‘Gossip Girl’ Showrunner Breaks Down Season 1 Finale Cliffhanger
- Warning: There are spoilers ahead for season one of “Gossip Girl” on HBO Max.
- Showrunner Joshua Safran broke down the finale cliffhanger and teased new dynamics next season.
- Safran said that Julien and Kate have a “reverse arc” over the course of the season.
“Gossip Girl” showrunner Joshua Safran is breaking down the game-changing season one finale and teasing what fans can expect when the show returns for season two.
“I knew I wanted to resolve a lot of stories and then just weave and open some new ones, but not leave you in a crazy space,” Safran told Insider.
The showrunner, who previously served as an executive producer on the original “GG” series, explained that he didn’t want to leave fans with a wild cliffhanger because it felt “wrong to do” given that he doesn’t know when the next season will be released.
Similar to its predecessor’s season premieres taking place outside of NYC, the season one finale of the
continuation series takes a breather from the bustling city. The main characters spend the majority of the episode in Hudson leading up to a lavish New Year’s Eve party.
Safran said that he “decided early on” that each season finale for the show “will be in different locations.”
“Initially, we were supposed to go to Europe, but COVID rendered that impossible,” he said. “So, we did upstate New York instead. Getting all the characters in one place and sort of cutting them off from the outside world is always fun.”
The finale shows Julien Calloway (Jordan Alexander) making amends with her half-sister, Zoya Lott (Whitney Peak), and her on-again, off-again love interest, Obie Bergmann (Eli Brown).
Two key moments also occur near the conclusion, laying the foundation for what’s to come.
The first involves Monet de Haan (Savannah Lee Smith), Julien’s friend and unofficial stylist, getting angry that everything always works out for Julien.
“Why did it have to be her? Anyone could have been it. Even me,” she says, referring to Julien’s popularity and influencer lifestyle.
Monet’s last scene shows her plotting, likely trying to find a way to challenge Julien’s status as the reigning Queen Bee.
Safran said that from the start, the goal was always to set up Monet as an antagonist.
She spent the whole season scheming with Luna La (Zion Moreno) in an effort to preserve Julien’s reputation and status — only to have the influencer repeatedly go against her ideas.
The finale is the last straw that causes Monet to reevaluate why she’s wasting her time glorifying someone else when her efforts could go toward herself instead.
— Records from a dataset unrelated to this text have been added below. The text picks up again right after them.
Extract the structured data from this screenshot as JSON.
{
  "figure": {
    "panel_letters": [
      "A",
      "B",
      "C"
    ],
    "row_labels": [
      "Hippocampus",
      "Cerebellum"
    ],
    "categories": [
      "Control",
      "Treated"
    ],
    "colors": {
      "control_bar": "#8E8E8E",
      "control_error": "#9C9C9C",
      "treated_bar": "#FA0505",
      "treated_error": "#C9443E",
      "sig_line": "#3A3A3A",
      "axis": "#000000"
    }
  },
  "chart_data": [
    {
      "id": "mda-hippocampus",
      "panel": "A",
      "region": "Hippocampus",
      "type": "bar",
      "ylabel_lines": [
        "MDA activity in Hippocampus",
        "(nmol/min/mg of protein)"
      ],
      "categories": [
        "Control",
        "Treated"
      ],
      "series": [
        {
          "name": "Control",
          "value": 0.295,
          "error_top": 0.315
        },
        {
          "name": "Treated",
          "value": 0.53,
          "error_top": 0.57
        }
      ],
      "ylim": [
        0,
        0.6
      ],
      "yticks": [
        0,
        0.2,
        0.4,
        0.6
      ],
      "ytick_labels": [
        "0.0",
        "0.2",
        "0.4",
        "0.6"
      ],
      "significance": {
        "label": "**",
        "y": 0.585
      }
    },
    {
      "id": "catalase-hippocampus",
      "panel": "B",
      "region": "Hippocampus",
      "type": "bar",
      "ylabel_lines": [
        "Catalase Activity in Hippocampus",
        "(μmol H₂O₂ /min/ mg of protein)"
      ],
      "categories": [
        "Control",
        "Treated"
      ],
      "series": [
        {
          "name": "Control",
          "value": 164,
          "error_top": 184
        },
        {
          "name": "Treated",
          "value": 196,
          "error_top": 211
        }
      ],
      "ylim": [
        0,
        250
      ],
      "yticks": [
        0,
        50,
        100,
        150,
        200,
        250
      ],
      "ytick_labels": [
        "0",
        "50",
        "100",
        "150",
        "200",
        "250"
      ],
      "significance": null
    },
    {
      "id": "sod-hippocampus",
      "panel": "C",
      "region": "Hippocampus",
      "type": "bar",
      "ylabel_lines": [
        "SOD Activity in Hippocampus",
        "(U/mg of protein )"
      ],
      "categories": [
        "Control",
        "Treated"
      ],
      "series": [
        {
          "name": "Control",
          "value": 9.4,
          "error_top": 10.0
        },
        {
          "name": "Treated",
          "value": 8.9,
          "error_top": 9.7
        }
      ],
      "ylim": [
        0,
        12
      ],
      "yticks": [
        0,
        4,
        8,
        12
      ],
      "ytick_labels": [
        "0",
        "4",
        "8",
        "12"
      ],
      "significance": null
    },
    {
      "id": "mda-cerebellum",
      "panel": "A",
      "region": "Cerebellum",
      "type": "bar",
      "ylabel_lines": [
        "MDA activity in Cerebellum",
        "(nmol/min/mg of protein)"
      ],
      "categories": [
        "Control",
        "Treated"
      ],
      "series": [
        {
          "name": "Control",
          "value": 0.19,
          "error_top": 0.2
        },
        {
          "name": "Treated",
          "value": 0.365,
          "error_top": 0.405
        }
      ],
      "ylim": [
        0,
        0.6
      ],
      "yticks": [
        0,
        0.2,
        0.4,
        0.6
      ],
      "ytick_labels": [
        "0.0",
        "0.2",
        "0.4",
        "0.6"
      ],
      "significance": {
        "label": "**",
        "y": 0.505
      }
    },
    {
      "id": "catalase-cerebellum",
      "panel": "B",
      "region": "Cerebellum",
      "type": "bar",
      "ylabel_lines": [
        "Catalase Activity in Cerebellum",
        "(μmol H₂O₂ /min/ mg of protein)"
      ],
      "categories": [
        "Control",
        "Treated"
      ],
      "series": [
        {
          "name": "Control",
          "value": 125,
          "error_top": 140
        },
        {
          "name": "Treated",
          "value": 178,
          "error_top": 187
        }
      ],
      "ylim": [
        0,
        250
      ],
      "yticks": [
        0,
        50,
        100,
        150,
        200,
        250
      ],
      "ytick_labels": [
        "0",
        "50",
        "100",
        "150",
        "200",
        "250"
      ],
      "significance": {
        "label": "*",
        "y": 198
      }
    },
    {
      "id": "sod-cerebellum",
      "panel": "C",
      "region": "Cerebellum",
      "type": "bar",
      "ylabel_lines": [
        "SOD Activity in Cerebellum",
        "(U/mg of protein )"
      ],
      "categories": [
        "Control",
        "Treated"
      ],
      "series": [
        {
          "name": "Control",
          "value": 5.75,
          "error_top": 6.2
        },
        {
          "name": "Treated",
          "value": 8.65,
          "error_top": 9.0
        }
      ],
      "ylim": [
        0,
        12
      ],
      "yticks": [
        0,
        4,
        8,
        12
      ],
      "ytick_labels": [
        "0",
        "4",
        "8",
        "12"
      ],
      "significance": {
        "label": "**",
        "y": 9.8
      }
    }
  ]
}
“It’s going to be fun to see whether Monet can do something for herself that gets her into that same sort of sphere that Julien’s in,” Safran teased. “Whether some people just have a quality that makes you want to follow them and other people don’t, I think that’s something that we are going to look forward to playing with.”
The finale also alludes to a brewing war between Camille de Haan (Amanda Warren), Monet’s mom, and Kate Keller (Tavi Gevinson), the Constance Billard teacher who revived GG in the form of an Instagram account.
“Camille makes that point, that she works her ass off and also is a good mom,” Safran said. “She can do all of these things and still maintain her power and her control. And Kate can barely handle one thing.”
“That dynamic is the beginning of something and not just that moment,” he said.
“You will definitely see more of the de Haan family, including their father, and you’ll just get more into the dynamics of what makes Monet Monet,” Safran added.
The second major moment occurs at the very end, as Julien strikes a deal with GG.
Julien tells GG that she’s going to send the anonymous gossiper new tips about everyone that she knows. But the caveat is that not every tip will be true and GG won’t know the difference. Julien vows to make it her mission to stop GG before she ruins them all. Kate, as GG, tells Julien that she’s in, under one condition.
The episode ends with GG sending out a blast that the viewers aren’t privy to, but causes the party-goers to stop what they’re doing and look at the latest post.
“It was this really carefully composed arc where at the beginning, Kate was like, ‘I can change these people. I know how to do it’ and then realizes, you think you can control something and you find out you can’t,” Safran said.
In Julien’s case, the teen started off the show by believing she was in control of her image. By the end, she realized that it’s out of her control.
“They kind of had a reverse arc,” Safran said.
“Julien’s actually now trying to find a new way to control,” Safran said of the mysterious game Julien initiates. “I can’t say too much, but we’re going to watch the evolution of what social media is. Social media is the illusion of control, so the show is about that. Now, you’re going to see what happens when we pair these two people up, who have a lot of influence, and see if it backfires.”